Where to start with these comments? First and foremost, with pedancy, although of a rather important kind. Letters and constituency surgeries alone are an unacceptable communications strategy for an MP, who should be available to constituents no matter how little time they may have. If they are younger than 35 none of them will be sending letters, and Raab would probably be surprised of the number of people above that age-demographic who are of a similar persuasion. In one foul swoop such a restriction on communication shuts out an impressive number of constituents. The surgery is no replacement. This is the resort of those with serious troubles and/or the obsessive. He appears to be shutting himself off from the world, as if the internet never happened, although his approach will presumably change when the next election is upon us.

But of equal interest is the implicit assumption of the comment, that the ease with which the emails are sent somehow denigrates the sender’s opinion. There are few other arguments available to Raab, given that all emails on 38 Degrees come from his constituents, who he, after all, is elected to represent. Raab’s mention of ‘pro-forma’ suggests that these generic emails hold less weight than if someone had settled down to write a personalised copy – one which he would evidently prefer is sent by post.
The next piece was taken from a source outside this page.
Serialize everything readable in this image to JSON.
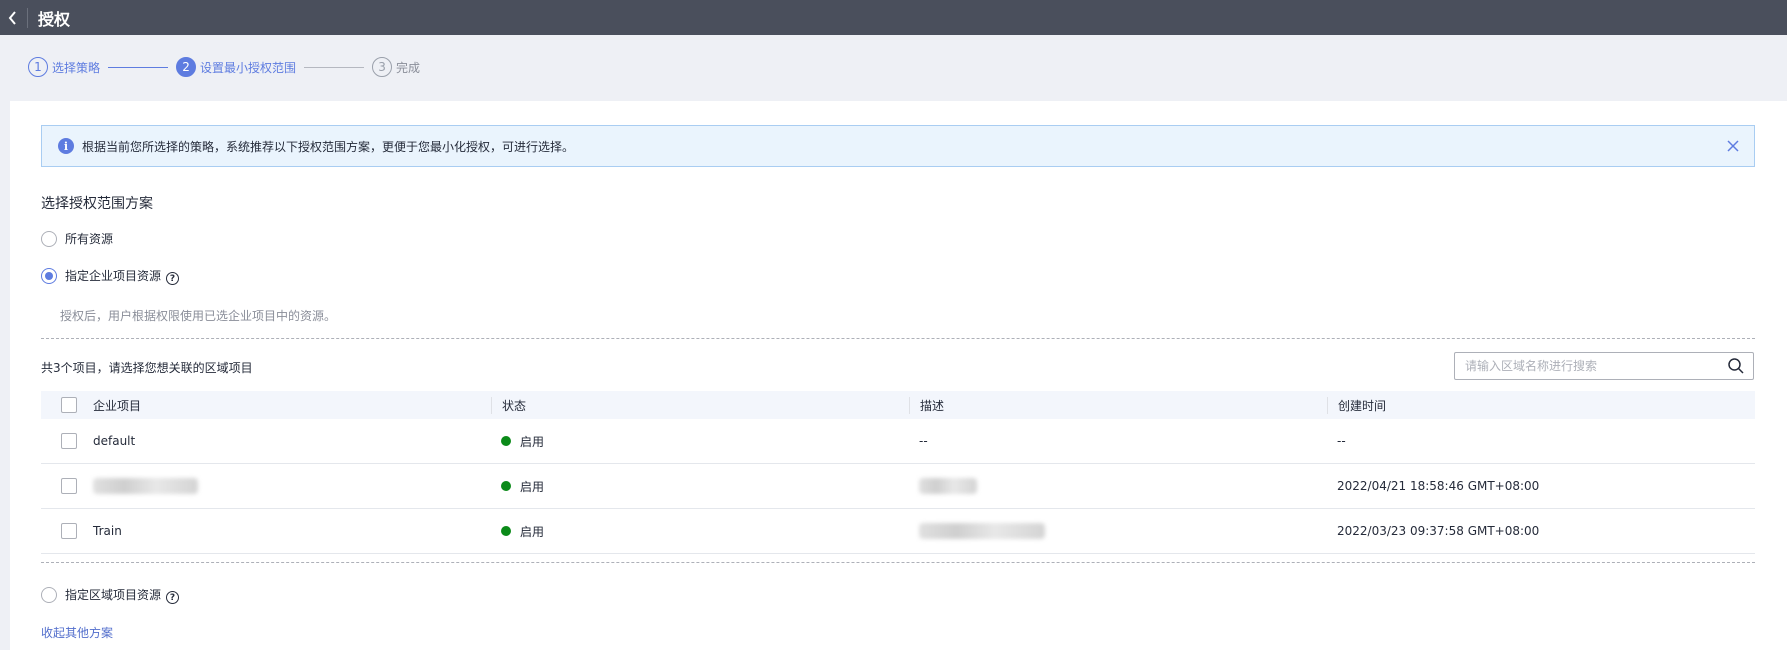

This is impossible nonsense. The ease with which a task is completed does not reflect on the finished project. We did not start watching TV any less attentively when the remote control was invented. We did not appreciate warmth any less after central heating was invented. This Luddite assumption that those filling out these emails are somehow lesser activists runs against the experience of those who work in the internet. The people visiting the 38 Degrees website will be some of the most politically attuned individuals in his constituency. The fact that they did not dip their fountain pen in ink before sending a letter to him about their views is neither here nor there. People’s tendency to voice their opinion in a manner which requires the least hassle has no bearing on the gravitas of their belief. They will surely visit his surgery if they believe a family member has been the victim of injustice, or to complain of a planning decision which directly affects them, but when it comes to expressing their views on the future of the BBC – one of 38 Degrees’ choice of emails – they are perfectly entitled to make those views known by a generic email, which they have actively searched for, read and sent.

Mr Raab believes he is entitled to request that 38 Degrees stop featuring his email on their website. Perhaps he is technically right, but it does not make it any less of a retrograde move, running against the trend of open politics which prevailed in the wake of the expenses scandal. It is unseemly of him to ask. He should reconsider his argument.